James Dean only starred in three films. A tragic car crash – which was nevertheless in keeping with his live-fast image – cut short his life, and a career that could have been epic; another body of work like De Niro’s or Pacino’s.
But what if you could bring Dean back, and cast him in another movie? Well, apparently you can, and somebody has.
Filmmakers Anton Ernst and Tati Golykh have secured the rights to Dean’s image and have ‘cast’ him in Finding Jack, a Vietnam War-set film – via their recently launched production house Magic City Films – in what The Hollywood Reporter is calling ‘a secondary lead role’.
“We searched high and low for the perfect character to portray the role of Rogan, which has some extreme complex character arcs, and after months of research, we decided on James Dean,” says Ernst.
Leaving aside for a moment the fact that James Dean wasn’t a character, he was a man – and the sheer arrogance of the words “we decided on James Dean”, as if he is an ingredient to be picked off a supermarket shelf – you have to wonder how anyone would think a computer-generated James Dean combined with a voice artist is going to give a better performance than a real actor, who would have provided face, movements and tailored emoting all for the price of one (or am I just being a cheapskate?)

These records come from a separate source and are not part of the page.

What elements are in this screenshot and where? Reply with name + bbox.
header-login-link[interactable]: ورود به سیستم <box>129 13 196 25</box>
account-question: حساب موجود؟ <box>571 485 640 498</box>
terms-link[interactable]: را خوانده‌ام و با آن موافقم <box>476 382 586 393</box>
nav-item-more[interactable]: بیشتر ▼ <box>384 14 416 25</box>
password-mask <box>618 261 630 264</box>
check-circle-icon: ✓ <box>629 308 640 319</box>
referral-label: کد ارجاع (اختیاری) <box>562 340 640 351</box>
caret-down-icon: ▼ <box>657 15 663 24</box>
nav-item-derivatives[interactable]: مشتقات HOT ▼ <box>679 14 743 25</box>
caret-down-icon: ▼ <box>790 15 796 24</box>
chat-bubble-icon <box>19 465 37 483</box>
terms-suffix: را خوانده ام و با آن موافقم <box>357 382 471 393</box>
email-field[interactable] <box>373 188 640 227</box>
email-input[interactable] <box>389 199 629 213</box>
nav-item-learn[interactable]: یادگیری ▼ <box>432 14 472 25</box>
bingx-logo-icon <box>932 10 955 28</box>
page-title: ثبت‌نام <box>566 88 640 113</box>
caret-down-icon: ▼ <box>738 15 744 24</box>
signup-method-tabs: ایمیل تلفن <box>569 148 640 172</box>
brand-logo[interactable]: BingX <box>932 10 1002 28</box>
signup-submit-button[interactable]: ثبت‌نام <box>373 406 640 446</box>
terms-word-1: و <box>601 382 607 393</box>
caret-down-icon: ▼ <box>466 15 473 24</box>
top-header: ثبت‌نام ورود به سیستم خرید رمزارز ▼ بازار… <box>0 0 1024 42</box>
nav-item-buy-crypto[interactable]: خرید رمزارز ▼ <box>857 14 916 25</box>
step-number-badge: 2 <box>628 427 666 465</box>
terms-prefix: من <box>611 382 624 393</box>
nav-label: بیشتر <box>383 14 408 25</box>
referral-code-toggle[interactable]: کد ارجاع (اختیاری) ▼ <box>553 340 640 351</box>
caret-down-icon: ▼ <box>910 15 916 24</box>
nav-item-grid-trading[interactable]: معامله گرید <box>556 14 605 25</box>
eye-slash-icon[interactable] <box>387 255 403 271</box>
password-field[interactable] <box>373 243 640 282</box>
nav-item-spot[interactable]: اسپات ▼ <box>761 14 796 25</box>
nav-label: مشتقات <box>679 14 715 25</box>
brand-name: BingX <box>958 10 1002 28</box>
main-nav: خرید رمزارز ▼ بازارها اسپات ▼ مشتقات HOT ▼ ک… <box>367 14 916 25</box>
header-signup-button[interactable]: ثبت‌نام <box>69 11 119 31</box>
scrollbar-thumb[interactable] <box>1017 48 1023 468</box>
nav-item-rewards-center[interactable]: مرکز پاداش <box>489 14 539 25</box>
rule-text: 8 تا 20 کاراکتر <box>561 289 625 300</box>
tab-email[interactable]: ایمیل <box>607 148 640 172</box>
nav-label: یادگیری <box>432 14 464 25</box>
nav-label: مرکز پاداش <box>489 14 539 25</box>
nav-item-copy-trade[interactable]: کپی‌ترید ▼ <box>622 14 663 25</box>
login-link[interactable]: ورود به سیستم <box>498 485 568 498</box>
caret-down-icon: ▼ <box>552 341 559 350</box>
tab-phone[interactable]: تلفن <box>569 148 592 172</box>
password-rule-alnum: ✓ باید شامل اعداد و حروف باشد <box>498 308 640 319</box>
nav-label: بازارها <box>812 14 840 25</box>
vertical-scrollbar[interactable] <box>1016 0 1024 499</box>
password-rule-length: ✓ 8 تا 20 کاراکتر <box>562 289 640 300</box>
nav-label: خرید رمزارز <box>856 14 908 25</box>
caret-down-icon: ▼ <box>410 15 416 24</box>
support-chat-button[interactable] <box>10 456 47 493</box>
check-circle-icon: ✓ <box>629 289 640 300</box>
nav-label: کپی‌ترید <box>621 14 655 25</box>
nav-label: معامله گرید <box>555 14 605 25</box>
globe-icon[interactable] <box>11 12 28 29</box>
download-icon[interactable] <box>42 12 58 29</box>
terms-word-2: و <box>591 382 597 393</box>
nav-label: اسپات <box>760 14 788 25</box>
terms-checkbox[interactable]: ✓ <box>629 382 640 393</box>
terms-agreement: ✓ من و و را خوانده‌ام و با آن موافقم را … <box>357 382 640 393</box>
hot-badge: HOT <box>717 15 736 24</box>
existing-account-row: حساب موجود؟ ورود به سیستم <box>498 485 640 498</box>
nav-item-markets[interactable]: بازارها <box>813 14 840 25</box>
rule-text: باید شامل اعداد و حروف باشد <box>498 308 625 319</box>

But James Dean’s family have apparently sanctioned the idea and, according to Ernst, see the planned film as a valid addition to Dean’s legacy.
“We feel very honoured that his family supports us and will take every precaution to ensure that his legacy as one of the most epic film stars to date is kept firmly intact,” adds Ernst. “The family views this as his fourth movie, a movie he never got to make. We do not intend to let his fans down.”
Well, you already have let his fans down – anyone who thinks constructing an entirely new character and ‘performance’ using computers, photos and some archive footage is a good idea can hardly be a huge fan – and you’ve also let James Dean down.
Imagine if an actor really could be brought back to life. And imagine if you showed him his performance in a film he had no memory of making; put words into his mouth that he never said; tried to imagine the nuanced acting decisions he might have made for a new character – I think that person might feel a little violated.
Let’s consider some more recent examples of talented actors taken from us before their time. What if we brought Heath Ledger back, slapped his face on a motion-capture suit and made an entire film around him? Maybe they should cast River Phoenix in the next Indiana Jones movie?
It’s also worth making a distinction between this latest bizarre development and some of the recent uses of these techniques we’ve seen in high profile examples like the new Star Wars movies. Carrie Fisher will appear for eight minutes in final film The Rise of Skywalker, three years after she died – but she was personally committed to the role, and footage she had already filmed for it will finish her character’s arc.
Peter Cushing’s likeness was used to recreate his Imperial villain Grand Moff Tarkin in prequel Rogue One. But it’s a role he had played before and they were scenes that lasted minutes. There is a big leap between those examples and the idea of building an entire performance, of an entirely new character, from start to finish, using photos and footage of someone who died over 60 years ago.
If you really are a lover of James Dean and his acting talent – if you watch his films and marvel at the subtlety and passion he brought to those iconic roles – what could you hope to get from seeing his computer-animated face with someone else’s voice speaking the lines?
That’s not a James Dean performance, it’s an extended deep fake that co-opts his legacy without doing him justice.
The slogan on Magic City Films’ website is “If it can be written or thought, it can be filmed”. That doesn’t mean it should be.
The company also quotes Frank Capra: “There are no rules in filmmaking. Only sins…” For many people, this will be one of them.